Friday and the weekend have been spent in the same way on the plot, weeding, clearing and moving compost. I’ve got about a quarter of it moved now onto the top end of the plot and I’ve decided a deep bed or two is the answer for the bottom.
It’s not been a successful patch for me and I think it’s down to it being too wet. A raised deep bed will answer that problem and judging by the success others on the site are having from growing in pure compost make that patch productive.
Now the weather has improved, the runners are actually producing a few beans and looking green rather than sickly washed out yellow. Nothing like I would normally get but at least not a total failure.
The trick now will be to clear the compost without permanent back damage! Only a small ache as I write.
Grapefruit & Armagnac Marmalade
Val’s finished her Organic Grapefruit & Armagnac Marmalade, she had some problem with it not setting so it was back from the jars into the pan with a bit more sugar and some pectin stock not to mention some more Armagnac. The bottle in the lounge being empty, she asked about using the bottle in the cupboard. “Fine” said I, with brain only half engaged. VSOP Armagnac, the good stuff. Well, it tastes wonderful so I suppose some sacrifice is called for.
My main contribution to the processing has been the labels, they’re remarkably fine labels I might say. Pictures of little glasses of finest armagnac on them, no less!
On the Web Site
It’s been a bit fraught on the web site, the discussion on Harthill Allotments in Liverpool has been a bit more tense than I hoped with a few comments stretching the edge of what I hoped for. I understand feelings are high and positions entrenched but come on, we’re all gardeners and allotment gardeners at that.
It’s not, to an outsider, a clear cut debate. When a vacant plot goes wild should it eventually become a wildlife haven? Or should it be brought back into production? On our site we have one plot holder who has constructed what look like piles of twigs but are designed to provide a home for beneficial insects. She also has a pond for frogs, another helper in the battle against pests. It doesn’t take up space that would be used for growing but does encourage wildlife.
Ironically, the worst plots for wildlife are the tidy organised plots that look the best. Plots that just go weedy are literally neither use nor ornament. No benefit to wildlife and they look awful as well as seeding weeds over everybody else’s plots.

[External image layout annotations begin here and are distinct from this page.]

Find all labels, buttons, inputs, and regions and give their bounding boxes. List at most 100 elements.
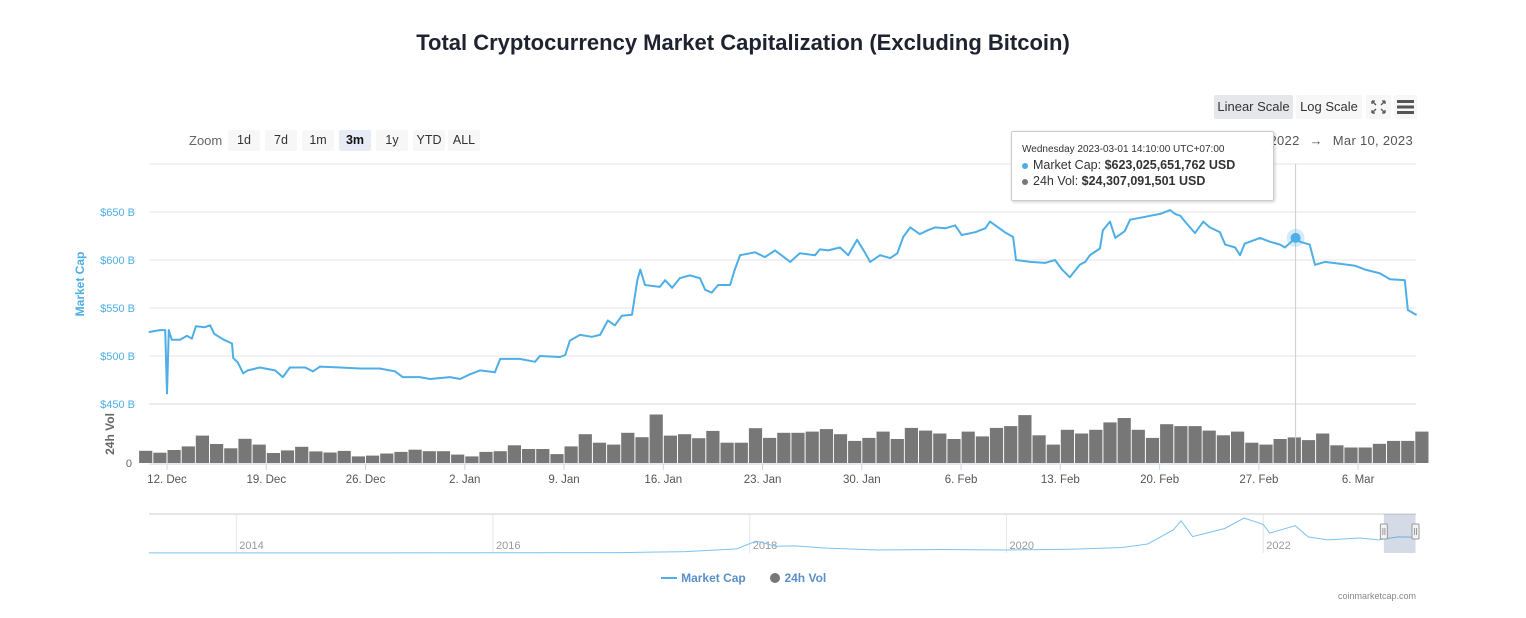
- market-cap-point: [164, 329, 167, 331]
- credits-link[interactable]: coinmarketcap.com: [1337, 591, 1416, 601]
- volume-bar: [961, 431, 975, 463]
- volume-bar: [337, 450, 351, 463]
- volume-bar: [351, 456, 365, 463]
- market-cap-point: [179, 338, 181, 341]
- market-cap-point: [1003, 231, 1006, 234]
- market-cap-point: [599, 334, 601, 336]
- linear-scale-button[interactable]: Linear Scale: [1214, 95, 1293, 119]
- market-cap-point: [1044, 262, 1046, 264]
- market-cap-line: [149, 209, 1417, 395]
- navigator-left-handle[interactable]: [1379, 523, 1388, 540]
- market-cap-point: [621, 314, 623, 317]
- y-tick-label: $450 B: [100, 399, 135, 411]
- market-cap-point: [1354, 264, 1357, 267]
- zoom-button-1d[interactable]: 1d: [228, 130, 260, 151]
- y-axis-title-volume: 24h Vol: [103, 413, 117, 455]
- y-tick-label-volume: 0: [126, 458, 132, 470]
- range-end[interactable]: Mar 10, 2023: [1332, 133, 1413, 148]
- navigator-right-handle[interactable]: [1411, 523, 1420, 540]
- market-cap-dot-icon: [1022, 162, 1028, 169]
- market-cap-point: [614, 324, 616, 327]
- market-cap-point: [1243, 242, 1246, 245]
- market-cap-point: [1068, 276, 1071, 279]
- tooltip: Wednesday 2023-03-01 14:10:00 UTC+07:00 …: [1011, 131, 1274, 201]
- navigator-point: [1294, 525, 1296, 527]
- volume-bar: [1060, 429, 1074, 463]
- zoom-button-7d[interactable]: 7d: [265, 130, 297, 151]
- legend-item-volume[interactable]: 24h Vol: [769, 570, 826, 585]
- x-tick-label: 27. Feb: [1239, 474, 1278, 486]
- volume-bar: [366, 455, 380, 463]
- volume-bar: [167, 450, 181, 463]
- market-cap-point: [764, 256, 766, 258]
- navigator-point: [1121, 547, 1123, 548]
- market-cap-point: [789, 261, 792, 263]
- volume-bar: [507, 445, 521, 463]
- market-cap-point: [1012, 236, 1014, 238]
- market-cap-point: [1169, 209, 1172, 212]
- handle-grip-icon: [1382, 528, 1386, 535]
- volume-bar: [748, 428, 763, 463]
- volume-bar: [1075, 433, 1089, 463]
- volume-bar: [1131, 429, 1145, 463]
- market-cap-point: [1324, 261, 1326, 263]
- market-cap-point: [222, 338, 225, 341]
- x-tick-label: 26. Dec: [346, 474, 386, 486]
- market-cap-point: [518, 358, 521, 360]
- volume-bar: [1018, 415, 1032, 463]
- market-cap-point: [274, 369, 276, 372]
- volume-bar: [564, 446, 578, 463]
- market-cap-point: [636, 279, 639, 282]
- navigator-year-label: 2016: [496, 540, 520, 552]
- market-cap-point: [1364, 268, 1367, 271]
- market-cap-point: [1234, 246, 1237, 249]
- navigator-point: [1378, 539, 1380, 541]
- market-cap-point: [1084, 261, 1087, 263]
- log-scale-button[interactable]: Log Scale: [1296, 95, 1362, 119]
- volume-bar: [819, 429, 833, 463]
- navigator-point: [1205, 533, 1206, 534]
- volume-bar: [989, 427, 1004, 463]
- market-cap-point: [1224, 243, 1227, 246]
- market-cap-point: [242, 372, 245, 375]
- zoom-button-all[interactable]: ALL: [448, 130, 480, 151]
- zoom-button-1y[interactable]: 1y: [376, 130, 408, 151]
- market-cap-point: [1029, 261, 1032, 263]
- market-cap-point: [1202, 220, 1205, 223]
- volume-bar: [933, 433, 947, 463]
- zoom-button-ytd[interactable]: YTD: [413, 130, 445, 151]
- market-cap-point: [839, 246, 841, 249]
- legend-item-market-cap[interactable]: Market Cap: [660, 570, 749, 585]
- volume-bar: [295, 446, 309, 463]
- market-cap-point: [319, 365, 321, 368]
- market-cap-point: [167, 329, 170, 331]
- hamburger-menu-icon: [1397, 100, 1414, 114]
- market-cap-point: [569, 339, 571, 342]
- fullscreen-button[interactable]: [1366, 95, 1391, 119]
- volume-bar: [734, 442, 748, 463]
- market-cap-point: [896, 252, 899, 255]
- range-start[interactable]: 2022: [1269, 133, 1300, 148]
- market-cap-point: [499, 358, 502, 360]
- x-tick-label: 9. Jan: [548, 474, 579, 486]
- chart-menu-button[interactable]: [1394, 95, 1417, 119]
- market-cap-point: [902, 236, 905, 238]
- volume-bar: [550, 454, 564, 463]
- market-cap-point: [699, 277, 701, 280]
- market-cap-point: [671, 286, 674, 289]
- zoom-button-3m[interactable]: 3m: [339, 130, 371, 151]
- volume-bar: [238, 438, 252, 463]
- zoom-button-1m[interactable]: 1m: [302, 130, 334, 151]
- market-cap-point: [664, 279, 666, 282]
- navigator-selection[interactable]: [1383, 514, 1416, 553]
- volume-bar: [1358, 447, 1372, 463]
- navigator-point: [755, 540, 757, 542]
- navigator-point: [1147, 543, 1149, 545]
- volume-bar: [1259, 444, 1273, 463]
- x-tick-label: 19. Dec: [246, 474, 286, 486]
- navigator-point: [941, 549, 943, 550]
- navigator-point: [1307, 536, 1309, 538]
- navigator-point: [1180, 520, 1182, 522]
- volume-bar: [890, 439, 904, 463]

By the side of our site is a stream running through a patch of woodland carpeted with nettles mainly. I know it’s home to the pigeons, hardly an endangered species but I’m wondering what else lives in there. I’ve not seen a grass snake this year, they may not be rare but they are wonderful and I bet there’s one or two in those woods. Apart from all the fancy talk of biodiversity and suchlike, there is something magical about natural places without the straight lines and organisation we impose.
On the allotment forums we’ve had to kick off some twit calling himself Smithyveg. What an ignorant, ill-mannered lout he turned out to be. I expect he’s compensating for his inadequacies. Anyway, suffice to say that we are far better off without him. We have a nice chat area and even if we disagree we can be polite about it. We’ve reached the point where I’m amazed, over 2,000 members. I remember being happy when he hit 100!
It’s incredible how knowledgeable some members are and no question is too silly. If you don’t know the answer, how can it be silly? I remember wondering which way up to plant potatoes. Sideways, of course!
Anyway, everyone is welcome to join but we have a zero tolerance policy to rudeness and so forth. It’s bad enough what he have in the streets without having to put up with it on the site – virtual or real.
Monday being a bank holiday , I’m hoping to get a few more hours on the site and move at least another quarter of the compost mountain.